I will agree that the Tilapia fish is a bit disgusting while swimming, but I have always loved getting out my blackening recipe and frying it up.  Find the Tilapia to be delicious.  It might be the only way, please definately try it.  

post #56 of 62

Being Filipino on my mother's side and caucasian on my father's side I heard this argument quite often at home of how tilapia is a garbage fish and unworthy of the our dinner table, this of course being my father's side of the coin.

 

And my mother's side was that it really wasn't and that it could be a very good fish with many preparations (my dad didn't like any of them) this of course is fueled by the fact that with her ethnic background ate alot of tilapia. (Not saying all Filipinos eat tilapia)

 

So I guess what I am trying to say is that with alot of food there is always someone who appreciates it and someone who doesn't.

 

While I do think it may be slightly closed minded to say "yuck" and "disgusting" when describing a food source, words like "dislike" or other words that are synonymous may be a better choice. (But to each his/her own)

 

I myself do not enjoy the taste of tilapia or at least haven't had it in a preparation in wich I could appreciate it, but comparing it to a rat or a cockroach wich I have yet to taste as well I remain open minded and look forward to the day my mind could be changed.

post #57 of 62

Hi,  I haven't tried tilapia, don't think I ever will, because where I live we use them for pond decoration - and they do a pretty good job of it!

post #58 of 62

idk, I'm quite fond of Tilapia.  It's one of my favorites to be truthful.  I've had it grilled,baked, and fried.  It's good to know more about the Fish, but until it makes me sick, or is declared unsafe to eat.. It hasn't done me any harm ... *crosses fingers*

post #59 of 62

It's funny to read everyones reviews on the same fish ... some of you say it tastes dirty, some refer to it as having no flavor and one said it is sweet .... If I had never tasted Tilapia I would probably never want to eat it after reading this thread! I like it but I have only had the farm raised version, I guess it is like anything ... it needs to be a quality ingredient and cooked properly to taste good.

post #60 of 62

Tilapia is one of the most popular fish in this part of the world.

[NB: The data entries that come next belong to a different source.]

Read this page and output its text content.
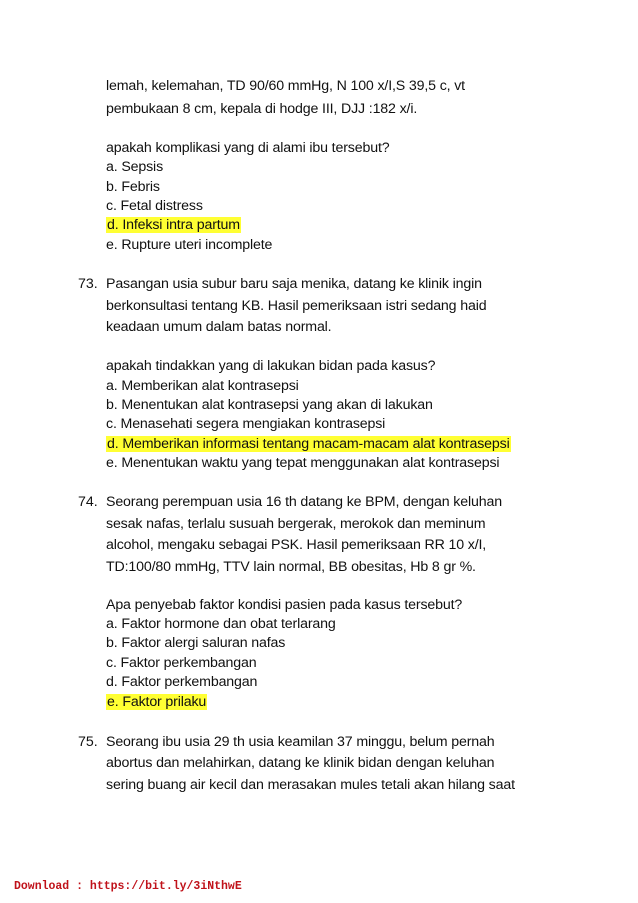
lemah, kelemahan, TD 90/60 mmHg, N 100 x/I,S 39,5 c, vt
pembukaan 8 cm, kepala di hodge III, DJJ :182 x/i.
apakah komplikasi yang di alami ibu tersebut?
a. Sepsis
b. Febris
c. Fetal distress
d. Infeksi intra partum
e. Rupture uteri incomplete
73. Pasangan usia subur baru saja menika, datang ke klinik ingin
berkonsultasi tentang KB. Hasil pemeriksaan istri sedang haid
keadaan umum dalam batas normal.
apakah tindakkan yang di lakukan bidan pada kasus?
a. Memberikan alat kontrasepsi
b. Menentukan alat kontrasepsi yang akan di lakukan
c. Menasehati segera mengiakan kontrasepsi
d. Memberikan informasi tentang macam-macam alat kontrasepsi
e. Menentukan waktu yang tepat menggunakan alat kontrasepsi
74. Seorang perempuan usia 16 th datang ke BPM, dengan keluhan
sesak nafas, terlalu susuah bergerak, merokok dan meminum
alcohol, mengaku sebagai PSK. Hasil pemeriksaan RR 10 x/I,
TD:100/80 mmHg, TTV lain normal, BB obesitas, Hb 8 gr %.
Apa penyebab faktor kondisi pasien pada kasus tersebut?
a. Faktor hormone dan obat terlarang
b. Faktor alergi saluran nafas
c. Faktor perkembangan
d. Faktor perkembangan
e. Faktor prilaku
75. Seorang ibu usia 29 th usia keamilan 37 minggu, belum pernah
abortus dan melahirkan, datang ke klinik bidan dengan keluhan
sering buang air kecil dan merasakan mules tetali akan hilang saat
Download : https://bit.ly/3iNthwE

It's farmed on a big scale and a good source of protein.

 

We have them on the menu, both the whole Tilapia and the fillets and they are very popular.

We serve them plain, beer battered, cajun style and as fish curry.

 

We catch them wild as well in the river and in the lake and put them straight in the pot.

They are not nearly as tasty as a sea fish, but then that's common for almost all fresh water fish.